Yes, someone is stalking and killing folks on a movie set. This time he wears a parka and fencing mask, and his targets are film-class students working on their senior thesis.

Several cuts below its predecessors, "UL: The Final Cut" should have been called "The Final Insult." One can only hope the filmmakers are sincere about final.

"Almost Famous" — Witty and wry, this love letter to the '70s shines with everything we've come to expect from writer-director Cameron ("Say Anything," "Jerry Maguire") Crowe: great characters, great dialogue, great music. Based loosely on Crowe's own teen years, "Almost Famous" introduces us to fresh-faced, impressionable William Miller (Patrick Fugit) and his incredible gig for "Rolling Stone" magazine — following up-and-coming band Stillwater on their 1973 tour. During the course of that adventure, William comes of age.

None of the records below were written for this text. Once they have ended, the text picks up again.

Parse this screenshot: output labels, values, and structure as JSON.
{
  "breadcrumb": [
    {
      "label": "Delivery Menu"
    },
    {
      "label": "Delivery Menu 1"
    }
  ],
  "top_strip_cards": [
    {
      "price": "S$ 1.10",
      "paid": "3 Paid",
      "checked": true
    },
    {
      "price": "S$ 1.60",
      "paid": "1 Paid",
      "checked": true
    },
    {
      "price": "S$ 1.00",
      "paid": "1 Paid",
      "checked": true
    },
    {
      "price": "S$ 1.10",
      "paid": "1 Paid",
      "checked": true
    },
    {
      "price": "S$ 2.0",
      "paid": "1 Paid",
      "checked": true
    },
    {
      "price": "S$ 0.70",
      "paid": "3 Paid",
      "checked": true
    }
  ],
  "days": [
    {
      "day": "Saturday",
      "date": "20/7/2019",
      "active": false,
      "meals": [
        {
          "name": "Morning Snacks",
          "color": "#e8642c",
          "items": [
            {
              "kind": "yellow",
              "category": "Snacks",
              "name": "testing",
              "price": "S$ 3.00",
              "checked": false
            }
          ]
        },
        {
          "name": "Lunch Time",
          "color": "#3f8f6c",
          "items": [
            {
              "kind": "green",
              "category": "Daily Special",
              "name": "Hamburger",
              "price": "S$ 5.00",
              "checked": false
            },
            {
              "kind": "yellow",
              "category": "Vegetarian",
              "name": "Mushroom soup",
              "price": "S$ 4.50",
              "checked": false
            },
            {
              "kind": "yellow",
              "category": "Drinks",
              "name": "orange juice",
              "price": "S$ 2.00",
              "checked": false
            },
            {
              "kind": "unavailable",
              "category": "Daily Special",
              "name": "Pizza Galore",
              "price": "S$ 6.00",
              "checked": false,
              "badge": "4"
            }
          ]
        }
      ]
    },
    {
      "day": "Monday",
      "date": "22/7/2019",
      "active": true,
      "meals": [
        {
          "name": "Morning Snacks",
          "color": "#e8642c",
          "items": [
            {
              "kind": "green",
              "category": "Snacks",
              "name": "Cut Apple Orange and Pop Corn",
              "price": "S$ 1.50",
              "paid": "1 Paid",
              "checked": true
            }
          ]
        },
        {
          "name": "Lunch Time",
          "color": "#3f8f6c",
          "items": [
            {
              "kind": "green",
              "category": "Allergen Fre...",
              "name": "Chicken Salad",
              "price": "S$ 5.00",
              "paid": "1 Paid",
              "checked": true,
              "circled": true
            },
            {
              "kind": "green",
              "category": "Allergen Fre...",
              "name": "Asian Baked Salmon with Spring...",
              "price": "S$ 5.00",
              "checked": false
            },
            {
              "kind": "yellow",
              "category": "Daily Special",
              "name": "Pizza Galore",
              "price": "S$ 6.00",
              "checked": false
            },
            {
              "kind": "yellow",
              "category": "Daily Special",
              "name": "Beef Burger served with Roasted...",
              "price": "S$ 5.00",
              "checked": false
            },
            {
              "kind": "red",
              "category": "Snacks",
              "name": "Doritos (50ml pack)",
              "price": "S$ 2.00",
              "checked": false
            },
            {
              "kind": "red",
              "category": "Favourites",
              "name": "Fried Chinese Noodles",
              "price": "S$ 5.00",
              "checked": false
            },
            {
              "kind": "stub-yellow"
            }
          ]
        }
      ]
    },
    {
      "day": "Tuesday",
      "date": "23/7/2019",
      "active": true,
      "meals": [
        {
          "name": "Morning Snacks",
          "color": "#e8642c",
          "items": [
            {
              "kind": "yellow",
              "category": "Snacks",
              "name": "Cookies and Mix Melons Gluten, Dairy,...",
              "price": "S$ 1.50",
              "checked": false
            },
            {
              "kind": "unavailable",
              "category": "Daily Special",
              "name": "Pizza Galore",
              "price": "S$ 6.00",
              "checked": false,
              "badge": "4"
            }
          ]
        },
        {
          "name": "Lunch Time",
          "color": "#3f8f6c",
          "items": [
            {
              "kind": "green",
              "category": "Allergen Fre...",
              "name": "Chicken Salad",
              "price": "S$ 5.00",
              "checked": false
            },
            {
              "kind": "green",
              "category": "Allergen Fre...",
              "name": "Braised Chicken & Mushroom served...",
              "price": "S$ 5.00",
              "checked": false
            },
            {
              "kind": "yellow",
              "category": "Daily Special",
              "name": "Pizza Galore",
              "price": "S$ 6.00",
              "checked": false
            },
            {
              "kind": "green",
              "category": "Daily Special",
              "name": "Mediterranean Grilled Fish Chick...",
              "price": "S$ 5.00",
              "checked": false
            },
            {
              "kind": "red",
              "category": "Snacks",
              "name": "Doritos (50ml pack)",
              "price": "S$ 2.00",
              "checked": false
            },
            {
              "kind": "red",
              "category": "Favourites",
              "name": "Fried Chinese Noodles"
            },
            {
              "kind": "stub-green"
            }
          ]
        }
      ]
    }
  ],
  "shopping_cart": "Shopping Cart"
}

Billy Crudrup is great as the band's flamboyant lead guitarist; Jason Lee does an equally terrific job as the band's lead singer. But the movie belongs to two women: the incomparable Frances McDormand as William's mom and Kate Hudson as lead groupie, Penny Lane.

"The Exorcist" — This movie scared the heck out of me way back in 1973; and it still gave me the creeps when it hit video back in 1980. Now it's back on the big screen, with digitally remastered sound and an additional 11 minutes. But you know what? Those extra minutes actually do moviegoers a disservice. The expanded opening scene in Iraq and the lengthier hokey ending add little to the scares fans crave. Even the previously excised scene with Regan walking down stairs spider-fashion makes only a minor impression since it's included on the 25th anniversary DVD version. But in spite of the dated special effects, the extra scenes and knowing what happens next, "The Exorcist" remains a delightful fright.

"Waking the Dead" — This odd drama mixes politics with romance. Billy Crudrup of "Almost Famous" stars here with Jennifer Connelly as sweethearts with drastically differing opinions on everything. When Connelly turns up missing on a humanitarian mission, Crudrup eventually reconciles himself to life without her. But 10 years later, in the campaign of his life, he starts sensing she's not dead. He even sees her. Is she real? Or is her presence a reminder of the man he wanted to be? Though it is deeply flawed, "Waking The Dead" offers intelligent viewers an entertaining rental.